HOT MESS // Spare Yourself the Spare Change.

Marie Kondo has a rule about coins: they belong in your wallet.

Not a jar, not a bowl, not a piggy bank. Your wallet, exclusively.

I resisted this at first because I liked the thrill of dumping a huge jar into a Coinstar machine, eagerly awaiting the total. It felt like I was getting free money, because a coin or two seemed worthless but by amassing hundreds of these little metal disks I could get triple digit dollars!

But sure enough, I’ve come around to the Konmari view of coins. Here’s why:
 

  1. Storing coins somewhere in my home means I have to store coins somewhere in my home. I need to have a container, and that container needs to live somewhere, either in prime real estate that should be dedicated to something else or, heaven forbid, on a surface.

  2. Schlepping coins to a Coinstar feels like a chore. The jar is heavy, the machine takes a while, and I find I always have to re-feed perfectly good legal coins into it after they’ve been initially rejected. Plus, if someone is waiting behind me I’m filled with the same anxiety that befalls me when I'm trying to parallel park in front of a line of cars. I’d rather spend that time looking at the houseplants on offer. (But not buying any, because houseplants are currently on my NOPping list.)

  3. Coinstar takes a cut unless you redeem your coins in the form of a gift card. But the only option for a gift card is currently Amazon, which I’m trying to avoid in favor of supporting local and independently owned businesses. (For what it’s worth, Coinstar also allows you to donate money to several charities)

  4. Coins are not free money. Treating them like they just fell from the sky leads me to spend irrationally. Coinstar and retailers that install the machines bank on this.

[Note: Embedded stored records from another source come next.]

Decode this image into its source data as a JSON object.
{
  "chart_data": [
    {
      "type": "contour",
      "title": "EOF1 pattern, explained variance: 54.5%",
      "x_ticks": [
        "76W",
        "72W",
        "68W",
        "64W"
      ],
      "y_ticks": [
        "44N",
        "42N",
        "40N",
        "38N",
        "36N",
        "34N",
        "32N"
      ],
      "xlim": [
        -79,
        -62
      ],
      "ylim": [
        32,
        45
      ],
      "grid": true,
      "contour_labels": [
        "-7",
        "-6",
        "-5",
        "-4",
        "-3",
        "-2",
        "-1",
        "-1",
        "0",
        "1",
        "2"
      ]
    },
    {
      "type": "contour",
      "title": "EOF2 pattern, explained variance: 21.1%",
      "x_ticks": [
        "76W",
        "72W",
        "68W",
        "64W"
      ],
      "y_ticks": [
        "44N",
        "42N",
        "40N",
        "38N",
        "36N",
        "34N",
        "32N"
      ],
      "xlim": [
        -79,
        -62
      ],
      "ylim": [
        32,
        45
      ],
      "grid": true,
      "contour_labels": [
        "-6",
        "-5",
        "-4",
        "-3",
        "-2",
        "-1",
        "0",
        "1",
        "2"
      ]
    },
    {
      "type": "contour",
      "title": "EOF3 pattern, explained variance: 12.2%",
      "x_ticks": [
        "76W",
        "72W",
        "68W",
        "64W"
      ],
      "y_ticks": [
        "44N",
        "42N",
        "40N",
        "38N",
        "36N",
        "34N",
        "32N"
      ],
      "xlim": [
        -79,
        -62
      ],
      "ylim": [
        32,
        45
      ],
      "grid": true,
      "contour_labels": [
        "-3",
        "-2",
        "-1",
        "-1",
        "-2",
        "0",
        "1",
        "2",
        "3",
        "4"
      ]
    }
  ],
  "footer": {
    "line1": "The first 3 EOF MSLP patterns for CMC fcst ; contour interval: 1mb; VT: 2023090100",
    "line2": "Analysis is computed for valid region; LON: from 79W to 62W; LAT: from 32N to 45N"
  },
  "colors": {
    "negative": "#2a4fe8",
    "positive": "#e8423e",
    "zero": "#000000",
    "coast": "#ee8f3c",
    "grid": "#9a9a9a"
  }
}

From the Coinstar website: “Research shows consumers make special trips to visit retailers with a self-service coin-counting solution, and 79% of consumers who cash in a Coinstar voucher spend more than half the cash they received on in-store purchases.” How many of those in-store purchases were impulse buys not on the Shopping List?  I shouldn’t go spend “Coinstar cash” on some fancy gelato and “cash cash” on ingredients for actual meals. In reality, coins are just fractions of dollars that I’ve worked hard to earn. I should value them as such, budget them as such, spend, save, and invest them as such, and store them with my other money.

So, coins live in my wallet now. I budget them like I do my other real money, using my cash account set up in YNAB. I leave handfuls of them in tip jars. I overfeed parking meters so I feel less rushed having a meal at a restaurant or running errands. I spend them at independent stores whenever possible. I basically try to align my coin spending with my values the same way I try to align my cash or card spending with my values, because any distinction only ever existed in my perception. (And because handing over exact change feels so satisfying.)

If you have a container collecting coins (and dust) in your home, head to the Coinstar machine one last time, let Coinstar take their cut for their services, cash out, and head to a local and independent boutique to pick up a lovely wallet with a zippered coin pouch. (Or if you already have a great wallet, use it to pay your water bill.)

Then recycle the coin container for good.